Tonight we receive news from our friends at South Today that water companies in the South are concerned about water levels in several of their reservoirs.
I did say.
Unfortunately aquifer levels are not obvious to most eyes, nothing beats the sight of a long forgotten village peeping out of a depleted reservoir to get the message across. At which point I’d like to turn the focus on another member of the officer elite, General Perception. Often working in cahoots with General Consensus (It’s on here somewhere) The South and South East of England is slowly drying out. The way that we currently use a precious water source is unsustainable. Unsustainable for the precious and rare environment that is a chalkstream habitat, but unsustainable for the many millions of people living in the region. Reports of loss of supply and water bottle distribution stations are increasingly reported on the local news. A finger is quickly pointed at Weasely water companies and yes, they must be called into account but a leaky pipe in a region supplied by groundwater, is not water lost. It returns to the aquifer from which it was abstracted.

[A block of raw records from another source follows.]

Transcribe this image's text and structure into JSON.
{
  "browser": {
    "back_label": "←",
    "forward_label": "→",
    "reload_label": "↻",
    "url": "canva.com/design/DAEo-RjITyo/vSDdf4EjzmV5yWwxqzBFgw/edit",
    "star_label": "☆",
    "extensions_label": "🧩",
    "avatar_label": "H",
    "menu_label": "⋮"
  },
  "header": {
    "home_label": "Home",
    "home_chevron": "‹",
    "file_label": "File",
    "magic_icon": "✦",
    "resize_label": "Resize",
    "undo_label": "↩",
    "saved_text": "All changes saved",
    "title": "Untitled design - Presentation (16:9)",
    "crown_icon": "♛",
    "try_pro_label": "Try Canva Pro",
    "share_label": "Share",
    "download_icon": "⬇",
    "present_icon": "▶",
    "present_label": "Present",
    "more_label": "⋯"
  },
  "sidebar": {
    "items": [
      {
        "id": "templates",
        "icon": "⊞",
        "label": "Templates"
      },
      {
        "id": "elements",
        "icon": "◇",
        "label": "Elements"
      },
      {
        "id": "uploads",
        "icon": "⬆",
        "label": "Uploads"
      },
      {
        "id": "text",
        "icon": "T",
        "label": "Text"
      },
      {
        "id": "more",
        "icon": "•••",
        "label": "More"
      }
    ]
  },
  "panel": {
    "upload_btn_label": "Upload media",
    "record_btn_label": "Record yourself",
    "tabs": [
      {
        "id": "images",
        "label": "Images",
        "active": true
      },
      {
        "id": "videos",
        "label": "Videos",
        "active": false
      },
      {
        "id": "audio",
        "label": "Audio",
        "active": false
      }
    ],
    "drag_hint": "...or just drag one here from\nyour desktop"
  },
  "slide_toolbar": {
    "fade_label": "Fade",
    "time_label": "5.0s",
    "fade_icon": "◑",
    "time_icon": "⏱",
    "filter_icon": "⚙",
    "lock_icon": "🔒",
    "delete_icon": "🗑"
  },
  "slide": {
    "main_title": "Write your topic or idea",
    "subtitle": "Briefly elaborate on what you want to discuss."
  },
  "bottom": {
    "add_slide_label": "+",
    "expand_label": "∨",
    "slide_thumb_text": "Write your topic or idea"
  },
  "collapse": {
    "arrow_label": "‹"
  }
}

The failure to invest in new reservoirs is also cited as a reason for the failure in supply, but the amount of water supply from any new reservoir would be a drop in the ocean to the amount of water “consumed” in the region.
At which point I’ll point the finger at the tin pot leader that is Generalissimo Perception. It rained from November to March therefore to General Consensus's eyes there is plenty of water, case closed, fill up the hot tub, give the car a wash (and I’m looking at you here Tony Archer) and green grass for all. We can always point the finger at the Water Company to detract from the fact that Joe Public is compounding the problem by the way it uses a precious and diminishing water supply.
It has been a mantra of this house for some years that we all need to become more water wise. Generalissimo Perception needs to pull his finger out and get this message across to General Consensus.
We worked out crossing the road, for which we give thanks to Tufty. The recycling thing and a plethora of bins have been nearly mastered, the energy crisis when Mad Vlad went rogue and this house gave up ironing, and all those adjustments we had to make in the poxy pandemic.
If it’s beyond the wit of man to promote more efficient water use, then in an attempt to appear “current” I would suggest that this could be a job for AI,
but AI use those increasing number of data centres,
that rely heavily on water for cooling,
Doh!
Maybe just promote the idea to think a bit more about water use beyond the brief period that it sits in the sink after falling magically from the tap and disappearing down to the plug pixies who will perform further magic and make it all come back again.
And AI?
I'll stick with my Furby, it doesn't use water.